One certain fact in the market today is that if most of the market traders had an idea that Bitcoin would be this big, they would have invested more. Bitcoin was created in 2009 by Satoshi Nakamoto, and the digital asset is sold for less than its selling price now. Presently, Bitcoin is the biggest digital asset in the market according to market cap, with the digital asset recently touching a $1 trillion cap some days ago.
While a few investors had held Bitcoin from when it didn’t cost much, major investors invested in the digital asset when it was already blown. A recent survey has shown that a third of investors across the United Kingdom said they missed the Bitcoin boat. Hence they would not invest in digital assets.
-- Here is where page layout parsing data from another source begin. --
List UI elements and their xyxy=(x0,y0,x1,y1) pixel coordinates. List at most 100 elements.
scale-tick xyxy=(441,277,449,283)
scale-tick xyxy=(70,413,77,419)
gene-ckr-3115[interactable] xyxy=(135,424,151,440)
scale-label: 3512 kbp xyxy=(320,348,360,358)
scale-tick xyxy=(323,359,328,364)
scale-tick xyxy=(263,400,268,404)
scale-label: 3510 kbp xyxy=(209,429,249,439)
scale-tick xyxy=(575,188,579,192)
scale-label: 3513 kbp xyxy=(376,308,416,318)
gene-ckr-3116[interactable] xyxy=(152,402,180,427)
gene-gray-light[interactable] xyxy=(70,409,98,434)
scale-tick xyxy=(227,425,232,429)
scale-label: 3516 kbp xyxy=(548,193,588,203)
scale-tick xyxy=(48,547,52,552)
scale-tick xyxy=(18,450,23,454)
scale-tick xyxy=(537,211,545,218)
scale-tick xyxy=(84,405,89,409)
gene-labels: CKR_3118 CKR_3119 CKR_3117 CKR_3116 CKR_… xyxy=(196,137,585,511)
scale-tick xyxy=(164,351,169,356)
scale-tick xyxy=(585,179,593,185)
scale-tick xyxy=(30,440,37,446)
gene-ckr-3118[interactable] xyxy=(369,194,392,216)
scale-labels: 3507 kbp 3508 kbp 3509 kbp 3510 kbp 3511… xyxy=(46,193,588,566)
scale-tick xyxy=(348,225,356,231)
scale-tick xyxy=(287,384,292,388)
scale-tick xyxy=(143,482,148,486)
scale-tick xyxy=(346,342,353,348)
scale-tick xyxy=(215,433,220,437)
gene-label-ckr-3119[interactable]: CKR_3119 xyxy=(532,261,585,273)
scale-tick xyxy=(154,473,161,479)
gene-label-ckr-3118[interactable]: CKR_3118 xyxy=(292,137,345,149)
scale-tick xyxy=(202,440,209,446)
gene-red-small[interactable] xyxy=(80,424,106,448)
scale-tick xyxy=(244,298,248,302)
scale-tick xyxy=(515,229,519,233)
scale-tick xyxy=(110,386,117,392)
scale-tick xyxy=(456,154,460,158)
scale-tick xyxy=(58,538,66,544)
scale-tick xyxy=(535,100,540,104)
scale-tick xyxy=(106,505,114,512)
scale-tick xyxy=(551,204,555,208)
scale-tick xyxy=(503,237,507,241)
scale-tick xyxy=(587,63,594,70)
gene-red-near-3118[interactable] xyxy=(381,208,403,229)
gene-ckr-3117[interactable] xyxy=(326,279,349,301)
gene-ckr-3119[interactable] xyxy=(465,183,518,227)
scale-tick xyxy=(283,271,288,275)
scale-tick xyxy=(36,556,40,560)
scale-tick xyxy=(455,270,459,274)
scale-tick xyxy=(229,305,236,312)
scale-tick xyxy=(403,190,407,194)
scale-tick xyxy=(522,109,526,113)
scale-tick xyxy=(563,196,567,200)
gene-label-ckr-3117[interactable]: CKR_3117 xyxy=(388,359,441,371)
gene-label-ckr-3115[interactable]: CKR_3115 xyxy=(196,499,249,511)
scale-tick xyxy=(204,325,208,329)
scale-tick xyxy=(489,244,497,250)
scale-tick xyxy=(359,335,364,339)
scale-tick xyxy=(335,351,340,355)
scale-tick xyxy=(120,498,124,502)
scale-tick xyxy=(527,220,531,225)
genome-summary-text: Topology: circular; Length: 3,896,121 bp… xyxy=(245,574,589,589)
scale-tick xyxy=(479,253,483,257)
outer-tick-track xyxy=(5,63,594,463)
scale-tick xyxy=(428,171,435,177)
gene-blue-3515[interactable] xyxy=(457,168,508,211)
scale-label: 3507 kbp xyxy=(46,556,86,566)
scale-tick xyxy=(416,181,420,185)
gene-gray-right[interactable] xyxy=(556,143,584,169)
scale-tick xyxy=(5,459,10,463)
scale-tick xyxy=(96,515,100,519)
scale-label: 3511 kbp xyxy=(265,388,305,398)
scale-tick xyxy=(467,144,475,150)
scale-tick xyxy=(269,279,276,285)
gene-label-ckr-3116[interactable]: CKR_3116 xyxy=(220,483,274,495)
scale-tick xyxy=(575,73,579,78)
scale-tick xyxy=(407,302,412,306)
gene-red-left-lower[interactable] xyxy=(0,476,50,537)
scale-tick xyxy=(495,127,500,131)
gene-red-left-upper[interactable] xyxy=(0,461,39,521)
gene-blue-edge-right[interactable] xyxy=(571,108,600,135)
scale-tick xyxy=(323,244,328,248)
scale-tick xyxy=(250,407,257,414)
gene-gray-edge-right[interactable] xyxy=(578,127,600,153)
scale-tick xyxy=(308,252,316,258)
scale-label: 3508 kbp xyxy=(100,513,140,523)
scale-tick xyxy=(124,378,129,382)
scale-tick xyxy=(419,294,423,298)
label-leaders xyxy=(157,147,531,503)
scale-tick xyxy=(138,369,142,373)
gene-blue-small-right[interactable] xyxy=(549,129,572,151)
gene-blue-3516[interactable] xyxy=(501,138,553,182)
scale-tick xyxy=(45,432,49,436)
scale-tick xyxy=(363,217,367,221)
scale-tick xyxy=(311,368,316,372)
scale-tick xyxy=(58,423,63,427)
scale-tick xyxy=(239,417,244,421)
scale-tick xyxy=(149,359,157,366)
Respondents predict Bitcoin reaching $100,000 by the end of the year
In the post published by a private organization that goes by the name Parliament Street think tank, most of these investors believe that they can no longer make remarkable gains from the market; hence, they will not dabble into it. With Bitcoin seeing a massive 630% gain to close down the year 2020, most of the investors pointed out that they would have seen gains running into millions of pounds if they had invested all their net worth in the digital asset at the beginning of last year.
The poll, which the Independent Survey organized, saw a total of respondents of 2,000 across the United Kingdom. The company pointed out that the survey was carried out to ascertain the people’s views regarding their investments in the pandemic’s uncertain future. One-third of the population hopes that Bitcoin could achieve a massive $70,000 price mark by the end of the year, while the others choose to stick with the $100,000 prediction by the end of the year.
Bitcoin volatility still present
About 29% noted that they were never interested in Bitcoin until the recent bull run happened. What further took their interest in the market was the recent PayPal announcement regarding digital assets. Others also pointed to the influx of major institutional investors such as Microstrategy and the recent buy of $1.5 billion worth of digital assets by Tesla.
Coming with mentioning Tesla, most of them agreed that the endorsement of the leading digital asset by the CEO of the company, Elon Musk gave them all the push that was required to enter the market. As per CoinGecko data, Bitcoin saw a 20 minutes rise from its price of $39,000 to clock a region around $43,000 after the big buy by Tesla happened.
In comparison to crypto, most of the respondents pointed out that they would not want to dabble in stocks as the market reeked volatility caused by the recent pandemic. At that, 52% said they wouldn’t mind the volatility and would still choose precious metals, stocks, and other traditional assets over digital assets. 55% of the responding population pointed out that they are not interested in investing in digital assets this year.